The "Location" field uses an API designed by Aza Raskin, using the MaxMind geolocation API. It's not perfect, sometimes it'll get caught on "Loading..." and can give inaccurate results (it thinks my iPhone is in New York). But it usually works for me, giving United States and Maine for Country and District respectively. When a result is determined, it's cached. So if "Country" is clicked, then "District," and then "Country" again, the country name is put in from saved state on the client, without having to pull the data again.
The "Interests" field basically collects keywords for comparison. Right now given terms are just put up against others' submissions, but these could be used to find people on Twitter by using the Search API. Right now hitting tab jumps down to the submit button. It could alternatively add a new field below the current one, which for now has to be done by clicking the "+" with the mouse. Ideally the interface should work completely with just the keyboard.
Let's turn to the server-side. While client-side validation is very mature, the server basically just spits back anything obviously wrong. The key parts of the server-side are the matching algorithm and caching mechanism. Matching is done by a function called get_match; (the get_ is just to denote that it gets executed on HTTP GET requests to the /match subdirectory; this is a built-in AppJet feature and is somewhat reminiscent of Sinatra). The match function computes the differences between other (suitable) users, and comes up with a score. This is kept internal, and depends on the prefs object, which gives the "points" to award for similarities (i.e. living in the same location awards 10 points right now; each shared interest 2 points).

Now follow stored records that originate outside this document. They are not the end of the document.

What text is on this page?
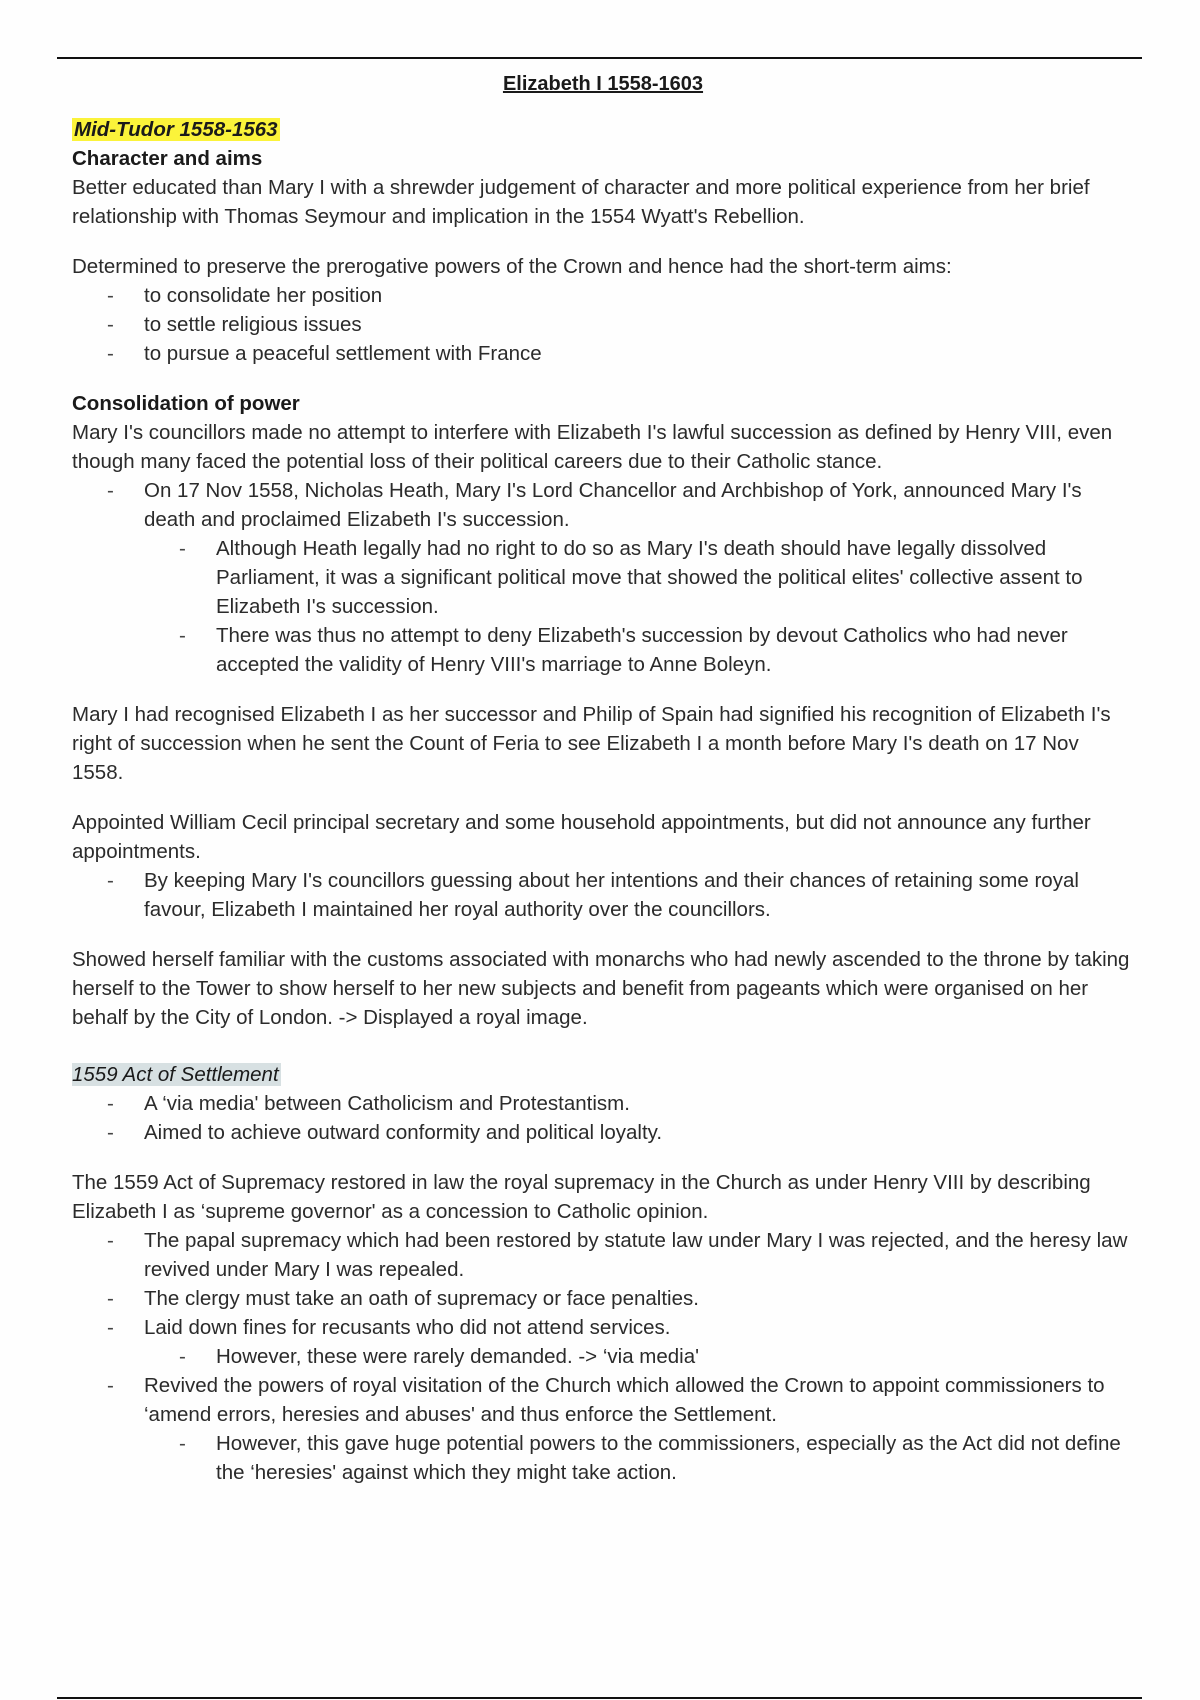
Elizabeth I 1558-1603
Mid-Tudor 1558-1563

Character and aims

Better educated than Mary I with a shrewder judgement of character and more political experience from her brief relationship with Thomas Seymour and implication in the 1554 Wyatt's Rebellion.

Determined to preserve the prerogative powers of the Crown and hence had the short-term aims:

- to consolidate her position
- to settle religious issues
- to pursue a peaceful settlement with France

Consolidation of power

Mary I's councillors made no attempt to interfere with Elizabeth I's lawful succession as defined by Henry VIII, even though many faced the potential loss of their political careers due to their Catholic stance.

- On 17 Nov 1558, Nicholas Heath, Mary I's Lord Chancellor and Archbishop of York, announced Mary I's death and proclaimed Elizabeth I's succession.
- Although Heath legally had no right to do so as Mary I's death should have legally dissolved Parliament, it was a significant political move that showed the political elites' collective assent to Elizabeth I's succession.
- There was thus no attempt to deny Elizabeth's succession by devout Catholics who had never accepted the validity of Henry VIII's marriage to Anne Boleyn.

Mary I had recognised Elizabeth I as her successor and Philip of Spain had signified his recognition of Elizabeth I's right of succession when he sent the Count of Feria to see Elizabeth I a month before Mary I's death on 17 Nov 1558.

Appointed William Cecil principal secretary and some household appointments, but did not announce any further appointments.

- By keeping Mary I's councillors guessing about her intentions and their chances of retaining some royal favour, Elizabeth I maintained her royal authority over the councillors.

Showed herself familiar with the customs associated with monarchs who had newly ascended to the throne by taking herself to the Tower to show herself to her new subjects and benefit from pageants which were organised on her behalf by the City of London. -> Displayed a royal image.

1559 Act of Settlement
- A ‘via media' between Catholicism and Protestantism.
- Aimed to achieve outward conformity and political loyalty.

The 1559 Act of Supremacy restored in law the royal supremacy in the Church as under Henry VIII by describing Elizabeth I as ‘supreme governor' as a concession to Catholic opinion.

- The papal supremacy which had been restored by statute law under Mary I was rejected, and the heresy law revived under Mary I was repealed.
- The clergy must take an oath of supremacy or face penalties.
- Laid down fines for recusants who did not attend services.
- However, these were rarely demanded. -> ‘via media'
- Revived the powers of royal visitation of the Church which allowed the Crown to appoint commissioners to ‘amend errors, heresies and abuses' and thus enforce the Settlement.
- However, this gave huge potential powers to the commissioners, especially as the Act did not define the ‘heresies' against which they might take action.
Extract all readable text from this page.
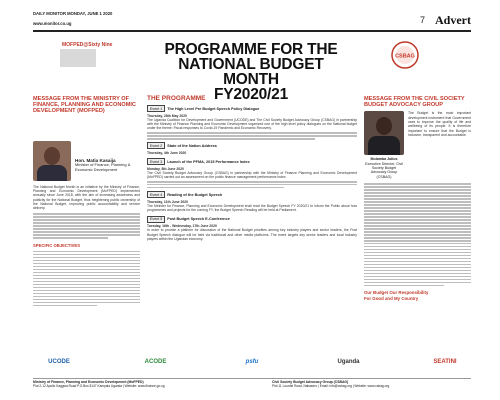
DAILY MONITOR MONDAY, JUNE 1 2020
www.monitor.co.ug	7 Advert
MOFPED@Sixty Nine	PROGRAMME FOR THE
NATIONAL BUDGET MONTH
FY2020/21
CSBAG
MESSAGE FROM THE MINISTRY OF FINANCE, PLANNING AND ECONOMIC DEVELOPMENT (MOFPED)
Hon. Matia Kasaija
Minister of Finance, Planning & Economic Development
The National Budget Month is an initiative by the Ministry of Finance, Planning and Economic Development (MoFPED) implemented annually since June 2018, with the aim of increasing awareness and publicity for the National Budget, thus heightening public ownership of the National Budget, improving public accountability and service delivery.
SPECIFIC OBJECTIVES
THE PROGRAMME
Event 1	The High Level Pre Budget Speech Policy Dialogue
Thursday, 28th May 2020
The Uganda Coalition for Development and Government (UCODE) and The Civil Society Budget Advocacy Group (CSBAG) in partnership with the Ministry of Finance Planning and Economic Development organized one of the high level policy dialogues on the National budget under the theme: Fiscal responses to Covid-19 Pandemic and Economic Recovery.
Event 2	State of the Nation Address
Thursday, 4th June 2020
Event 3	Launch of the PFMA, 2015 Performance Index
Monday, 8th June 2020
The Civil Society Budget Advocacy Group (CSBAG) in partnership with the Ministry of Finance Planning and Economic Development (MoFPED) carried out an assessment on the public finance management performance index.
Event 4	Reading of the Budget Speech
Thursday, 11th June 2020
The Minister for Finance, Planning and Economic Development shall read the Budget Speech FY 2020/21 to inform the Public about how programmes and projects for the coming FY, the Budget Speech Reading will be held at Parliament.
Event 5	Post Budget Speech E-Conference
Tuesday, 16th - Wednesday, 17th June 2020
In order to provide a platform for discussion of the National Budget priorities among key industry players and sector leaders, the Post Budget Speech dialogue will be held via traditional and other media platforms. The event targets key sector leaders and local industry players within the Ugandan economy.
MESSAGE FROM THE CIVIL SOCIETY BUDGET ADVOCACY GROUP
Mulamba Julius
Executive Director, Civil Society Budget Advocacy Group (CSBAG)
The Budget is the most important development instrument that Government uses to improve the quality of life and wellbeing of its people. It is therefore important to ensure that the Budget is inclusive, transparent and accountable.
Our Budget Our Responsibility
For Good and My Country
UCODE	ACODE	psfu	Uganda	SEATINI
Ministry of Finance, Planning and Economic Development (MoFPED)
Plot 2-12 Apollo Kaggwa Road P.O.Box 8147 Kampala Uganda | Website: www.finance.go.ug
Civil Society Budget Advocacy Group (CSBAG)
Plot 11 Lourdel Road, Nakasero | Email: info@csbag.org | Website: www.csbag.org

While this is still a "compatibility score," the idea is that it could be determined implicitly (scraping profile information, at the user's command, perhaps), and from this light the form is just a way of testing it out.
I didn't realize before working on this software that caching is the key to performance. I implemented three caching mechanisms throughout the program, for usernames, geolocation, and on the client-side. Retrieved usernames from Twitter are stored in the database, so typing "max" should be faster than doing, I don't know, "askjki." This also decreases requests needed to be made to Twitter, and since the data is fairly small, shouldn't be much of a burden to me, at least for now. The geolocation determined from IP is handled in a similar manner. And the client-side caching, mentioned earlier, just saves location results in an object on the client.
I'm probably most happy with the jQuery extensions and AppJet Twitter API wrapper I wrote. I feel that the interface components are valuable, my experience working on caching worthwhile, and the result achieves what I set out to do. I plan to continue working on this through the components, and see what more can come of it.